This was originally published at ZDNet's Between the Lines.
Google is growing up and tweaking its business on many fronts: it is closing up shop in some engineering centers, laying off recruiters, ending deals with contractors, and killing projects that aren't delivering. Simply put, Google is acting like a real company.
Although some folks (Techmeme) will view these changes as bad news, it appears that Google is maturing. And that's a good thing. Another good thing: the myth of Google is going away. Who really bought that Google-is-invincible line of thinking? Google as recession-proof? Not quite. Google as all things to everyone? Not really.
Google is human. Google is shuttering projects that don't work. So long, Dodgeball, Mashup Editor Notebook, Catalog Search, and Google Video uploads. Contract activity is being curtailed, and recruiters are being laid off. Meanwhile, Google is consolidating its engineering outposts.
Why does Google's spate of disclosures in the last 24 hours constitute a positive development? Now we get to see what Google is really made of. You don't earn your corporate chops in a boom. Let's face it. When the profits are flowing, Google could burp, and people would fawn over it. A stock price north of $700 makes everyone look like a genius, and you can go on engineering benders.
In a downturn, companies show what they are about.

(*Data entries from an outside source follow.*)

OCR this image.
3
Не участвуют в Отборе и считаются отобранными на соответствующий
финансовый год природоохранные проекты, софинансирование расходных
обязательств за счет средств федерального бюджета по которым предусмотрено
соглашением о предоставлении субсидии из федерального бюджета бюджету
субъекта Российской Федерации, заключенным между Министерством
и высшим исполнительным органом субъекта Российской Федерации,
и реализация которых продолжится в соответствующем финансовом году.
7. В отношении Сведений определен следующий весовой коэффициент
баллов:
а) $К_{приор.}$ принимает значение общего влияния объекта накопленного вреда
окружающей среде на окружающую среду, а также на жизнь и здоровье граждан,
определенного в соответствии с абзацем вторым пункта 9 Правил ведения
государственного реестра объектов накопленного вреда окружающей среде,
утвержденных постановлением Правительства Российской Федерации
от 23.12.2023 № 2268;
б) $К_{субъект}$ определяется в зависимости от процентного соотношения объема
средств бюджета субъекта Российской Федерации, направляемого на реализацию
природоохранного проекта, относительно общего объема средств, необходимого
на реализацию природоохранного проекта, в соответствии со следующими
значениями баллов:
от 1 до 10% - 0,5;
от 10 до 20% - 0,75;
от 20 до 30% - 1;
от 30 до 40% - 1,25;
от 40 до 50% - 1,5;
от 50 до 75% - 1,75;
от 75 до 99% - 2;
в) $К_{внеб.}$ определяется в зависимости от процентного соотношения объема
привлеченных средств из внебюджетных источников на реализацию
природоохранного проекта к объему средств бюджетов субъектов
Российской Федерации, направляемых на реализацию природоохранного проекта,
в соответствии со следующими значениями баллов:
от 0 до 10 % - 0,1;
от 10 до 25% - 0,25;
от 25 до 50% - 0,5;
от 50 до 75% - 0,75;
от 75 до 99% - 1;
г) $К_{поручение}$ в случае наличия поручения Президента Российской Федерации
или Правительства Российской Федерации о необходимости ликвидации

My respect for Cisco Systems wasn't sealed in the dot-com boom; it was sealed in the downturn, as CEO John Chambers reloaded and transformed the business. And guess what? Cisco is doing it again, as its rivals, like Nortel, implode. Simply put, Cisco is battle tested.
Will Google deliver? We'll see. Google's fourth quarter is expected to be solid, and analysts are cautiously optimistic. Piper Jaffray analyst Gene Munster said in a research note that Google's paid clicks are tracking down in December, and that may put pressure on the fourth quarter. He writes:
"Third-party data suggests Google paid-click volume for the December quarter is tracking down 5 percent quarter over quarter. We are modeling for Google's December quarter paid clicks to be up 2.5 percent quarter over quarter, and we also note that the Street is thinking the quarter will be flat. We view the data as a slight negative to the December quarter, as consumers appear to be continuing to search, as demonstrated by strong query volumes, but are not clicking on paid links as frequently.
We had expected paid-click volume to hold up well but expected conversions to fall, which would negatively impact CPC rates. While the paid-click data does not contemplate CPC rates, our expectations for a sequential increase in the fourth quarter are tempered by the data.
Google, which reports its fourth-quarter results next week, is expected to deliver earnings of $4.96 a share.
But the Google tale will be told over multiple quarters. Can Google adjust as cost-per-click rates fall? Can it curtail expenses and preserve profit margins? Can it invest in what will distinguish the company in the future? Can Google finally find another business to alleviate its dependence on advertising?
Grown-up companies answer those questions. Now it's Google's turn. Welcome to the real world.